Démobilisé en 1946, Marcel Lugand s’engage dans un bataillon frontalier, le bataillon marin de Gex qui avait fait de la résistance : « Ce n’était pas de la résistance, c’était le club Med’ là-bas. », dit-il comme un héros ordinaire à qui on ne la fait pas.
« Ce coup de tonnerre qui creva la nuit oppressante de l’Occupation, selon Alban Vistel, chef régional de la résistance, ne fut pas sans conséquence sur la répression nazie qui s’abattit sur la région au cours de l’hiver 1943-1944 ».
L’information fait la une d’un « faux » nouvelliste, -journal de droite qui prêche la collaboration-, piraté et édité clandestinement par la résistance au nez et à la barbe des Allemands et distribué dans tout Lyon.

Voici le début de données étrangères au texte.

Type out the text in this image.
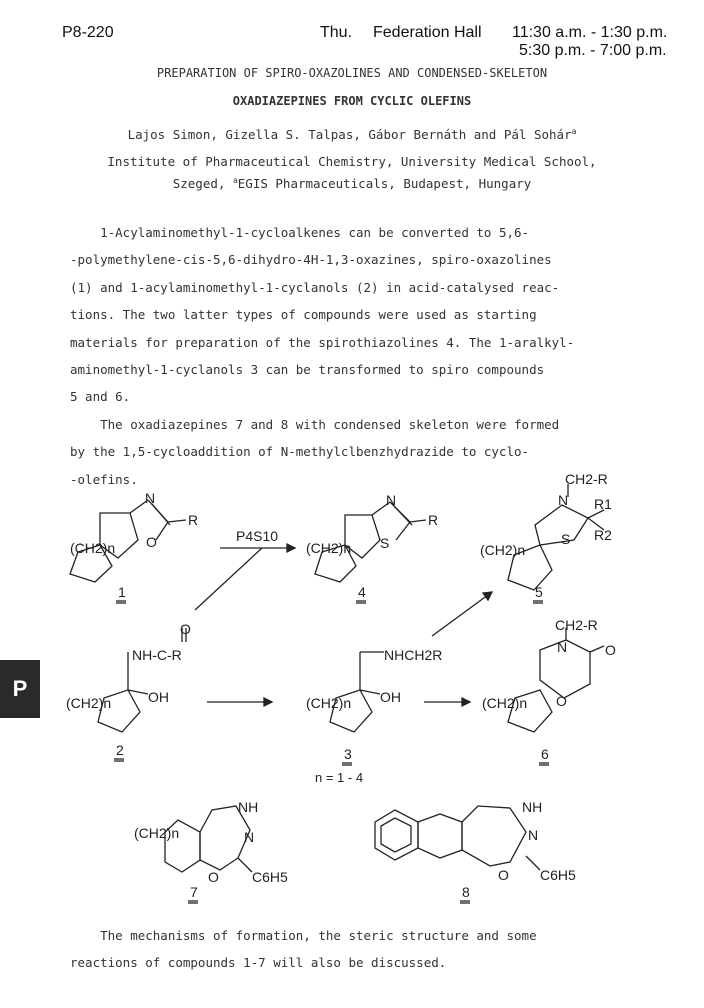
P8-220	Thu. Federation Hall 11:30 a.m. - 1:30 p.m.
5:30 p.m. - 7:00 p.m.
PREPARATION OF SPIRO-OXAZOLINES AND CONDENSED-SKELETON
OXADIAZEPINES FROM CYCLIC OLEFINS
Lajos Simon, Gizella S. Talpas, Gábor Bernáth and Pál Sohár$^a$
Institute of Pharmaceutical Chemistry, University Medical School,
Szeged, $^a$EGIS Pharmaceuticals, Budapest, Hungary
1-Acylaminomethyl-1-cycloalkenes can be converted to 5,6-
-polymethylene-cis-5,6-dihydro-4H-1,3-oxazines, spiro-oxazolines
(1) and 1-acylaminomethyl-1-cyclanols (2) in acid-catalysed reac-
tions. The two latter types of compounds were used as starting
materials for preparation of the spirothiazolines 4. The 1-aralkyl-
aminomethyl-1-cyclanols 3 can be transformed to spiro compounds
5 and 6.
The oxadiazepines 7 and 8 with condensed skeleton were formed
by the 1,5-cycloaddition of N-methylclbenzhydrazide to cyclo-
-olefins.
P
N
O
R
(CH2)n
1
P4S10
N
S
R
(CH2)n
4
CH2-R
N
S
R1
R2
(CH2)n
5
O
NH-C-R
OH
(CH2)n
2
NHCH2R
OH
(CH2)n
3
CH2-R
N	O
O
(CH2)n
6
n = 1 - 4
NH
N
O C6H5
(CH2)n
7
NH
N
O C6H5
8
The mechanisms of formation, the steric structure and some
reactions of compounds 1-7 will also be discussed.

À Londres, le Général De Gaulle apprend avec enchantement la réalité de cet acte de résistance. Churchill est désormais convaincu du rôle crucial que peut jouer la Résistance française. Lors d’une réunion de l’État-major suprême allié, il décide de fournir l’armement nécessaire à la Résistance pour sa lutte contre le nazisme.

 
 1) L’opération du Creusot. « Il y aura une expédition assez malheureuse au Creusot le 16 décembre 1943. Cela n’a pas été une réussite. Beaucoup d’entre nous sont morts. Cela a été un cafouillage. Une seule des tractions qui était partie du Camp Verduraz est revenue. Du camp Verduraz étaient partis : Neyraud, le chauffeur et trois Espagnols Joaquim Uroz, Martine (Hermanegildo Martinez, Lacayo). Des hommes qui savaient ce que c’était de se battre, C’étaient des Républicains espagnols qui savaient manier des explosifs. Ils sont tous revenus de l’opération du Creusot. Les autres membres d’équipe ont été tués les uns après les autres parmi lesquels le Lieutenant Édouard Bourret qui fut grièvement blessé sur le parvis de l’église de Montchanin. Il décédera le lendemain. » Il s’agissait, dans cette opération, de faire sauter les trois principaux centres névralgiques de transformateurs alimentant en électricité les usines Schneider du Creusot.